Baked Beef Empanadas from Mixed Method

Mexican food is my favorite. D’s family makes a version of these empanadas that is super cheesy and very deep-fried which of course makes them super delicious, but very fattening. Since I try really hard to cook healthy versions of stuff at home, and stay away from deep-fat fried foods, I set out to make a baked version of these little beef turnovers. The wrappers I bought at my local grocery store – you can find them in the frozen food aisle (I used Goya Discos). The filling is made with ground beef, onions, spices, low fat cream cheese and hot sauce. The cream cheese gives the filling a creamier texture while the chili powder, cumin, and hot sauce makes them nice and spicy! I outline the spice amounts in the recipe, below, but you can season to taste as some people like more spice than others!

Filling the Empanadas

Sealed Empanada

Baked Empanadas


  • Empanada wrappers
  • 1tbsp extra virgin olive oil
  • 1 large onion, chopped
  • 1lb ground beef
  • 1 clove garlic, minced
  • 4oz cream cheese
  • 1tsp cumin
  • 1tsp chili powder
  • 3 tbsp chili powder
  • 1 egg
  • non-stick baking spray
  • 1/4 cup water (to seal wrappers)


Preheat oven to 350 degrees.
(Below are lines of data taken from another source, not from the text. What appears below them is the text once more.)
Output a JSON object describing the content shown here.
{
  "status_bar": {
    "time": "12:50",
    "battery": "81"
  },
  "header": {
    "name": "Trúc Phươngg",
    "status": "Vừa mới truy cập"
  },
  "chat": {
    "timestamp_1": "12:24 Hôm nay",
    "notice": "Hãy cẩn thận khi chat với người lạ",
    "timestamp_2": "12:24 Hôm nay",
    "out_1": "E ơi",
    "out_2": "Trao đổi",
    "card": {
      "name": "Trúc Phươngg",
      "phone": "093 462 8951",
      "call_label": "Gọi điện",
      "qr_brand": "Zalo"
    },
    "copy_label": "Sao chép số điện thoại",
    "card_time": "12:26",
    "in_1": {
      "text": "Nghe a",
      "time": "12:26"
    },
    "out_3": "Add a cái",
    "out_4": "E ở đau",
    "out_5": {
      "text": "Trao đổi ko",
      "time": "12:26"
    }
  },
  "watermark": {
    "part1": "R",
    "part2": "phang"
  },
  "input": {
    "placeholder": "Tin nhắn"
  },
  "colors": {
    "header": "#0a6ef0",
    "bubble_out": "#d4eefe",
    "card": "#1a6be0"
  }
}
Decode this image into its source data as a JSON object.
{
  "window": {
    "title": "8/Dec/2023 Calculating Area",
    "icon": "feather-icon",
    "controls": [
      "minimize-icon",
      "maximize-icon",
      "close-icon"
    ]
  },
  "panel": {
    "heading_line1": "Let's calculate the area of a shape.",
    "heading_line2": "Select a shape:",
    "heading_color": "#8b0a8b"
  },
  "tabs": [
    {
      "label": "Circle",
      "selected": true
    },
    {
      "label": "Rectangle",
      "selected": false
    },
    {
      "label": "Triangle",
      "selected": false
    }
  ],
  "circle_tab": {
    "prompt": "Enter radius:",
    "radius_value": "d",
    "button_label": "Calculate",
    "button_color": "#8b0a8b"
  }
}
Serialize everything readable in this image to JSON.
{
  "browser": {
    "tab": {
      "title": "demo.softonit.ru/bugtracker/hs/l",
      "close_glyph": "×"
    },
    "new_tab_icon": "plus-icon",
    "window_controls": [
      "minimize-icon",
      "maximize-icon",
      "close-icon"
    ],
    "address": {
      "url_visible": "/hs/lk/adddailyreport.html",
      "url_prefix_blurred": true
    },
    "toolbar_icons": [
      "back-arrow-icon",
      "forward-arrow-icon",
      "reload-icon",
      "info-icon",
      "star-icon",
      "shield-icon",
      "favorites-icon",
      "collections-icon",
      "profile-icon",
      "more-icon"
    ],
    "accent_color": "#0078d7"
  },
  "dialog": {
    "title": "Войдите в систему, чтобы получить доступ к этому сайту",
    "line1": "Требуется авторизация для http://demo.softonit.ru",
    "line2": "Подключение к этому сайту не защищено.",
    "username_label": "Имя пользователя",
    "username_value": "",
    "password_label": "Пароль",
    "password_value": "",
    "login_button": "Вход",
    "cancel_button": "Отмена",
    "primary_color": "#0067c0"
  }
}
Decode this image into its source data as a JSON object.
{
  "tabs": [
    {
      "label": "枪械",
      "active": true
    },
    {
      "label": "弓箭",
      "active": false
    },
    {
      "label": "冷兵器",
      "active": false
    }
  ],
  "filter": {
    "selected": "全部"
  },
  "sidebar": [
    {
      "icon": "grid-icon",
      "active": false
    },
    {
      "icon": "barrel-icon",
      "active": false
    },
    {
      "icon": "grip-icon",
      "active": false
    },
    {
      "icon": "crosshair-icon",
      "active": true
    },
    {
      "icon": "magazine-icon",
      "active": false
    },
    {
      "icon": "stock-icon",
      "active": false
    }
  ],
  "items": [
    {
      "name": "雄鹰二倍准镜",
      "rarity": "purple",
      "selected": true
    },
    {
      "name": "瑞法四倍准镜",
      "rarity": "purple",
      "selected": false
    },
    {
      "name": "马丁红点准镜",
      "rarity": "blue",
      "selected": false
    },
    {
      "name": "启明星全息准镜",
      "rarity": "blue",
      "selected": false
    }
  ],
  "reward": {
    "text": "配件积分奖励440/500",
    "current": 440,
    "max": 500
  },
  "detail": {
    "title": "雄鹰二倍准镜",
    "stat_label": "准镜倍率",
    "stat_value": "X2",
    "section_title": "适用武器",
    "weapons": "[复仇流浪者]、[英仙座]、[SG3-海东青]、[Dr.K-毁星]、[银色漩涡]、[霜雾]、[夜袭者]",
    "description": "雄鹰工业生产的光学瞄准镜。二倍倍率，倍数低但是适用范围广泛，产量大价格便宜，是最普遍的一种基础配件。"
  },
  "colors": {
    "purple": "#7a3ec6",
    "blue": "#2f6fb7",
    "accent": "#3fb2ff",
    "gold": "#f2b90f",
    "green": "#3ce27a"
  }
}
Heat oil in large skillet over medium-high heat. Add ground beef, season with salt and pepper and brown. Once browned, add garlic and onions. Once onions are soft, add cumin, chili powder, hot sauce and cream cheese. Cook until ingredients are blended and cheese has melted, 1-2 minutes. On a flat surface, lay out empanada wrappers and spoon 2 tablespoons of beef filling onto the center of the wrapper. At this point you could also add some cheese – try monterey jack or cheddar! Use water to moisten the outer edges of the wrapper then fold in half keeping beef filling in the center. Press tines of fork around edges to seal wrapper completely.

Position empanadas on a baking sheet sprayed with non-stick spray, and coat each empanada with a light egg wash (you could spray each turnover with baking spray instead of using the egg wash, if you wish).  Bake in 350 degree oven for 25=20 minutes, or until golden brown.

Serve with sour cream and/or salsa.

Makes 10 empanadas.

Yummy Beef Empanadas


4 thoughts on “Yummy Baked Beef Empanadas”

  1. Can you clarify the amount of hot sauce to be used. I assume the duplicated chili powders means one of them is supposed to be a sauce not a powder. Thanks!

    1. Hi David! Happy to clarify and thanks for picking up on my error. The recipe should say 1tsp chili powder 3 tablespoons of hot sauce, but of course the amount of hot sauce you put in depends on how spicy you like your filling!